REMEMBER THE ‘BUTA KAU KAU’ CAN?

If you grew up in the Hawaii of the 1940s and ‘50s, you likely will remember something commonly called the slop can, where your family dumped their kitchen discards.

This was an era where most households didn’t yet have garbage disposals in their kitchens.

So “wet” garbage, like soups and kitchen debris, like carrot shavings, cabbage cores, pineapple skins and orange and banana peels, had to be disposed somewhere.

Garbage destined for the slop can.

This also was a time where there were no oversized plastic garbage bags – or composting in the backyard – to conveniently dispose these food remnants.

Enter, the slop cans. Or in local lingo, “buta kau kau,” literally pig food. Gross? Yes, but it was part of everyday life.

Most homes had a slop can outside their kitchen door. The canister was a rectangular-shaped can, likely the kind of container for oils and other liquids, with an open top, where garbage would be disposed. A wooden cover was necessary, to keep flies and bugs and even feral cats and dogs from seeking the remnants of discarded food.
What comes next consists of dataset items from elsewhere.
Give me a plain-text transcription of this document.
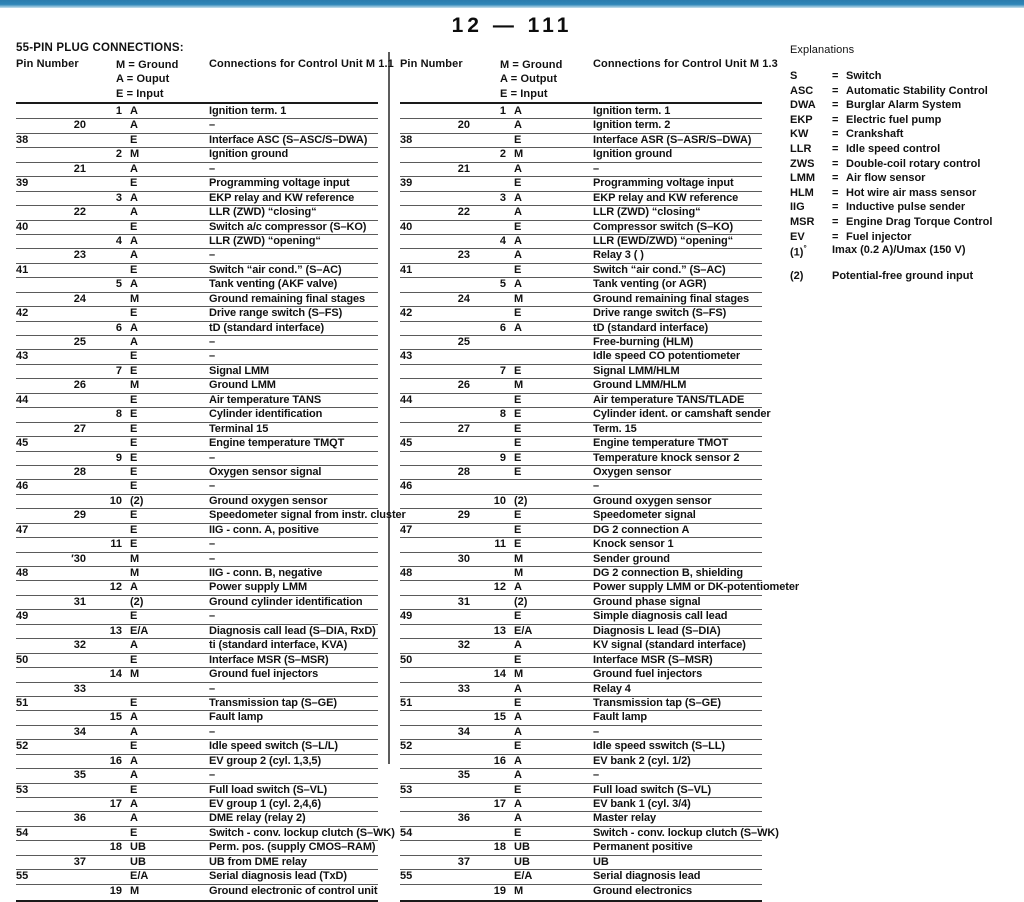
12 — 111
55-PIN PLUG CONNECTIONS:
Pin Number	M = Ground
A = Ouput
E = Input
Connections for Control Unit M 1.1
1 A	Ignition term. 1
20	A	–
38	E	Interface ASC (S–ASC/S–DWA)
2 M	Ignition ground
21	A	–
39	E	Programming voltage input
3 A	EKP relay and KW reference
22	A	LLR (ZWD) “closing“
40	E	Switch a/c compressor (S–KO)
4 A	LLR (ZWD) “opening“
23	A	–
41	E	Switch “air cond.” (S–AC)
5 A	Tank venting (AKF valve)
24	M	Ground remaining final stages
42	E	Drive range switch (S–FS)
6 A	tD (standard interface)
25	A	–
43	E	–
7 E	Signal LMM
26	M	Ground LMM
44	E	Air temperature TANS
8 E	Cylinder identification
27	E	Terminal 15
45	E	Engine temperature TMQT
9 E	–
28	E	Oxygen sensor signal
46	E	–
10 (2)	Ground oxygen sensor
29	E	Speedometer signal from instr. cluster
47	E	IIG - conn. A, positive
11 E	–
′30	M	–
48	M	IIG - conn. B, negative
12 A	Power supply LMM
31	(2)	Ground cylinder identification
49	E	–
13 E/A	Diagnosis call lead (S–DIA, RxD)
32	A	ti (standard interface, KVA)
50	E	Interface MSR (S–MSR)
14 M	Ground fuel injectors
33	–
51	E	Transmission tap (S–GE)
15 A	Fault lamp
34	A	–
52	E	Idle speed switch (S–L/L)
16 A	EV group 2 (cyl. 1,3,5)
35	A	–
53	E	Full load switch (S–VL)
17 A	EV group 1 (cyl. 2,4,6)
36	A	DME relay (relay 2)
54	E	Switch - conv. lockup clutch (S–WK)
18 UB	Perm. pos. (supply CMOS–RAM)
37	UB	UB from DME relay
55	E/A	Serial diagnosis lead (TxD)
19 M	Ground electronic of control unit
Pin Number	M = Ground
A = Output
E = Input
Connections for Control Unit M 1.3
1 A	Ignition term. 1
20	A	Ignition term. 2
38	E	Interface ASR (S–ASR/S–DWA)
2 M	Ignition ground
21	A	–
39	E	Programming voltage input
3 A	EKP relay and KW reference
22	A	LLR (ZWD) “closing“
40	E	Compressor switch (S–KO)
4 A	LLR (EWD/ZWD) “opening“
23	A	Relay 3 ( )
41	E	Switch “air cond.” (S–AC)
5 A	Tank venting (or AGR)
24	M	Ground remaining final stages
42	E	Drive range switch (S–FS)
6 A	tD (standard interface)
25	Free-burning (HLM)
43	Idle speed CO potentiometer
7 E	Signal LMM/HLM
26	M	Ground LMM/HLM
44	E	Air temperature TANS/TLADE
8 E	Cylinder ident. or camshaft sender
27	E	Term. 15
45	E	Engine temperature TMOT
9 E	Temperature knock sensor 2
28	E	Oxygen sensor
46	–
10 (2)	Ground oxygen sensor
29	E	Speedometer signal
47	E	DG 2 connection A
11 E	Knock sensor 1
30	M	Sender ground
48	M	DG 2 connection B, shielding
12 A	Power supply LMM or DK-potentiometer
31	(2)	Ground phase signal
49	E	Simple diagnosis call lead
13 E/A	Diagnosis L lead (S–DIA)
32	A	KV signal (standard interface)
50	E	Interface MSR (S–MSR)
14 M	Ground fuel injectors
33	A	Relay 4
51	E	Transmission tap (S–GE)
15 A	Fault lamp
34	A	–
52	E	Idle speed sswitch (S–LL)
16 A	EV bank 2 (cyl. 1/2)
35	A	–
53	E	Full load switch (S–VL)
17 A	EV bank 1 (cyl. 3/4)
36	A	Master relay
54	E	Switch - conv. lockup clutch (S–WK)
18 UB	Permanent positive
37	UB	UB
55	E/A	Serial diagnosis lead
19 M	Ground electronics
Explanations
S	= Switch
ASC = Automatic Stability Control
DWA = Burglar Alarm System
EKP = Electric fuel pump
KW = Crankshaft
LLR = Idle speed control
ZWS = Double-coil rotary control
LMM = Air flow sensor
HLM = Hot wire air mass sensor
IIG = Inductive pulse sender
MSR = Engine Drag Torque Control
EV = Fuel injector
(1)° Imax (0.2 A)/Umax (150 V)
(2)	Potential-free ground input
And a bucket-type handle was necessary, to lift the can and contents.

 I remember having that duty to bring out the daily veggie and fruit stuff and even chicken and rib bones. I recall, too, that slop had a sickly sour odor, and you made sure you didn’t allow seepage.
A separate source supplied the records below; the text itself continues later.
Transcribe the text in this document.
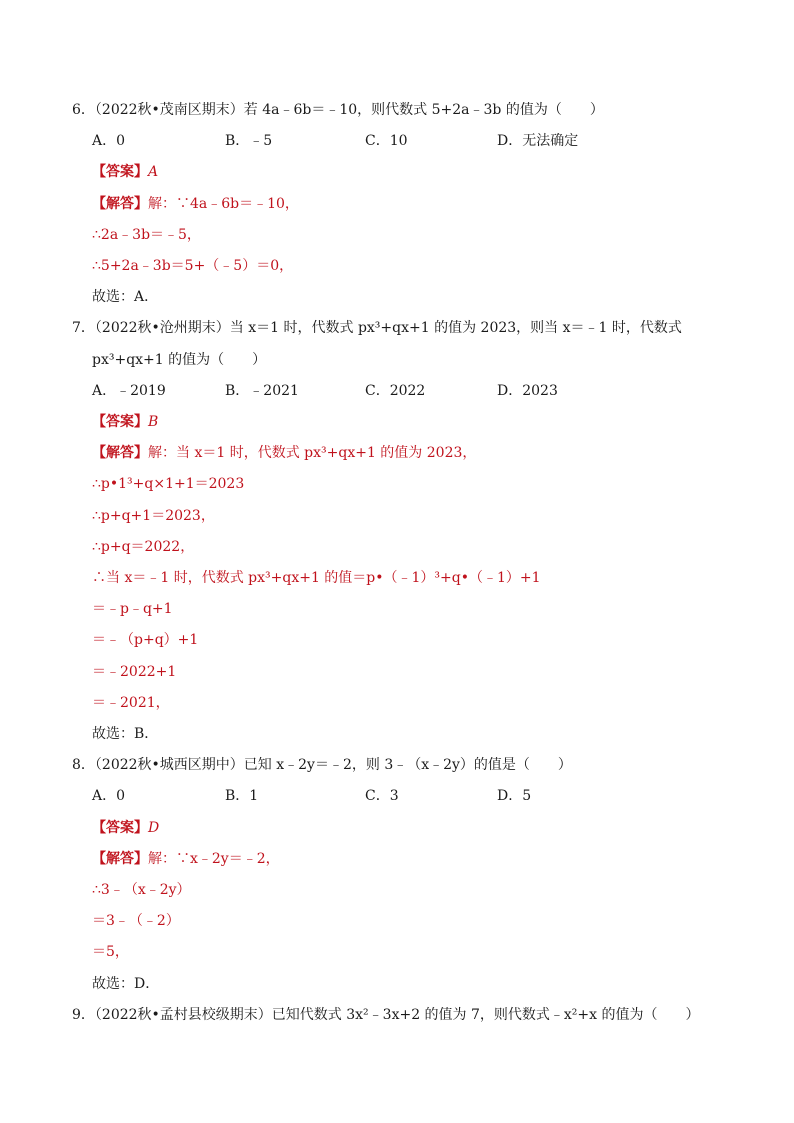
6．（2022秋•茂南区期末）若 4a﹣6b＝﹣10，则代数式 5+2a﹣3b 的值为（　　）
A．0	B．﹣5	C．10	D．无法确定
【答案】A
【解答】解：∵4a﹣6b＝﹣10，
∴2a﹣3b＝﹣5，
∴5+2a﹣3b＝5+（﹣5）＝0，
故选：A．
7．（2022秋•沧州期末）当 x＝1 时，代数式 px³+qx+1 的值为 2023，则当 x＝﹣1 时，代数式
px³+qx+1 的值为（　　）
A．﹣2019	B．﹣2021	C．2022	D．2023
【答案】B
【解答】解：当 x＝1 时，代数式 px³+qx+1 的值为 2023，
∴p•1³+q×1+1＝2023
∴p+q+1＝2023，
∴p+q＝2022，
∴当 x＝﹣1 时，代数式 px³+qx+1 的值＝p•（﹣1）³+q•（﹣1）+1
＝﹣p﹣q+1
＝﹣（p+q）+1
＝﹣2022+1
＝﹣2021，
故选：B．
8．（2022秋•城西区期中）已知 x﹣2y＝﹣2，则 3﹣（x﹣2y）的值是（　　）
A．0	B．1	C．3	D．5
【答案】D
【解答】解：∵x﹣2y＝﹣2，
∴3﹣（x﹣2y）
＝3﹣（﹣2）
＝5，
故选：D．
9．（2022秋•孟村县校级期末）已知代数式 3x²﹣3x+2 的值为 7，则代数式﹣x²+x 的值为（　　）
This messy load would be picked up once a week, like the rubbish vehicles hauling away other throw-aways.  The slop was destined to rural pig farms in Waimanalo, Kahala (before the luxury homes were erected), and other farming zones. The thought that slop could be food for pork that we’d eventually buy and eat was unimaginable.
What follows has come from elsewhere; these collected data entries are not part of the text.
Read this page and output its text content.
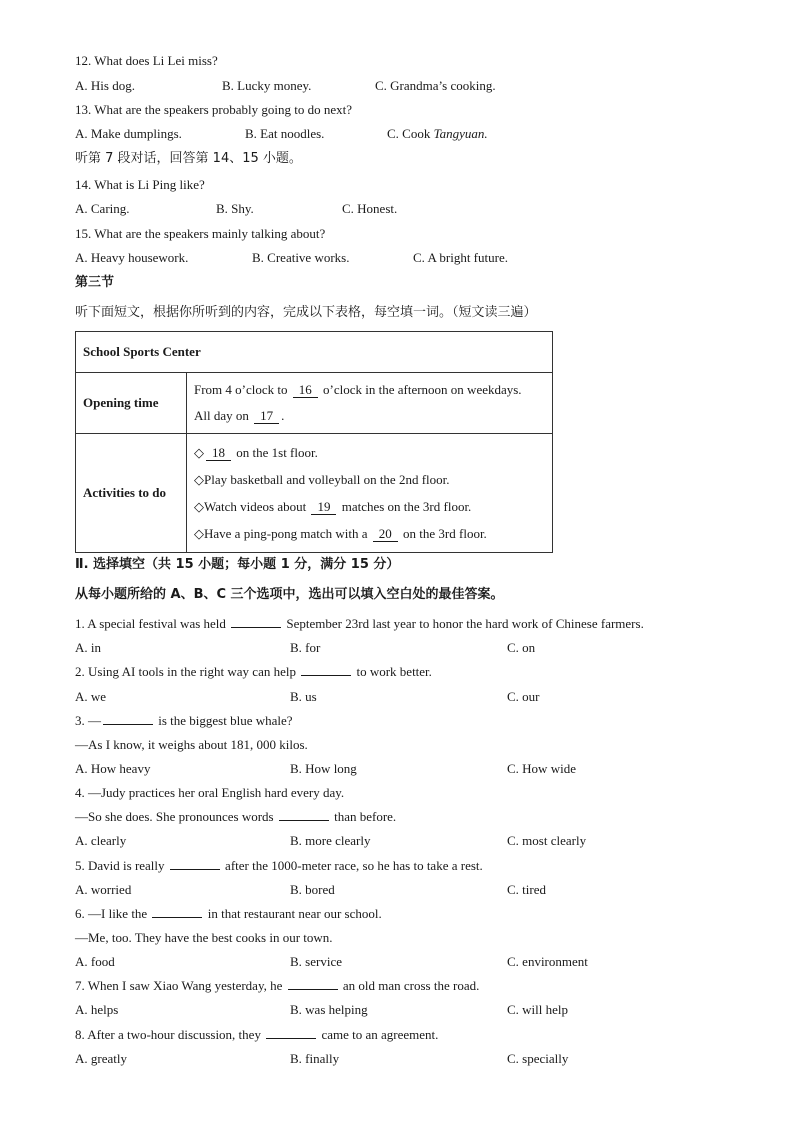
12. What does Li Lei miss?
A. His dog.	B. Lucky money.	C. Grandma’s cooking.
13. What are the speakers probably going to do next?
A. Make dumplings.	B. Eat noodles.	C. Cook Tangyuan.
听第 7 段对话，回答第 14、15 小题。
14. What is Li Ping like?
A. Caring.	B. Shy.	C. Honest.
15. What are the speakers mainly talking about?
A. Heavy housework.	B. Creative works.	C. A bright future.
第三节
听下面短文，根据你所听到的内容，完成以下表格，每空填一词。（短文读三遍）
School Sports Center	
Opening time	From 4 o’clock to 16 o’clock in the afternoon on weekdays.
All day on 17 .

Activities to do	◇ 18 on the 1st floor.
◇Play basketball and volleyball on the 2nd floor.
◇Watch videos about 19 matches on the 3rd floor.
◇Have a ping-pong match with a 20 on the 3rd floor.
Ⅱ. 选择填空（共 15 小题；每小题 1 分，满分 15 分）
从每小题所给的 A、B、C 三个选项中，选出可以填入空白处的最佳答案。
1. A special festival was held	September 23rd last year to honor the hard work of Chinese farmers.
A. in	B. for	C. on
2. Using AI tools in the right way can help	to work better.
A. we	B. us	C. our
3. —	is the biggest blue whale?
—As I know, it weighs about 181, 000 kilos.
A. How heavy	B. How long	C. How wide
4. —Judy practices her oral English hard every day.
—So she does. She pronounces words	than before.
A. clearly	B. more clearly	C. most clearly
5. David is really	after the 1000-meter race, so he has to take a rest.
A. worried	B. bored	C. tired
6. —I like the	in that restaurant near our school.
—Me, too. They have the best cooks in our town.
A. food	B. service	C. environment
7. When I saw Xiao Wang yesterday, he	an old man cross the road.
A. helps	B. was helping	C. will help
8. After a two-hour discussion, they	came to an agreement.
A. greatly	B. finally	C. specially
As garbage disposals became prevalent and vital, not merely for convenience but for health reasons, the slop can happily became history.

Till today, we don’t toss stuff like fish or steak or pork chop bones into the disposal; we place ‘em in produce bags from food stores and dispose in the gray bins for waste collections once a week.

2 Replies to “REMEMBER THE ‘BUTA KAU KAU’ CAN?”

  1. Hey Wayne, I was just thinking of asking Bob Sigall to ask his readers about slop cans and you did a great job explaining it all! I do remember the “slop can man” who could come around our Kukui Street community to gather the slop-when you think about it, it was kinda like early recycling for the pigs which of course local moms would only buy “local pork” in Chinatown like my mom did! Great memory-that puts us about the same age ha ha!

    1. Yep, the slop can was an unpleasant necessity of those times. At that time I started recalling the can, my family was living in the Vineyard area, where Mayor Wright Housing now is.
      Lived through the slop man, the milk man, the ice man, too. You, too, must remember this era.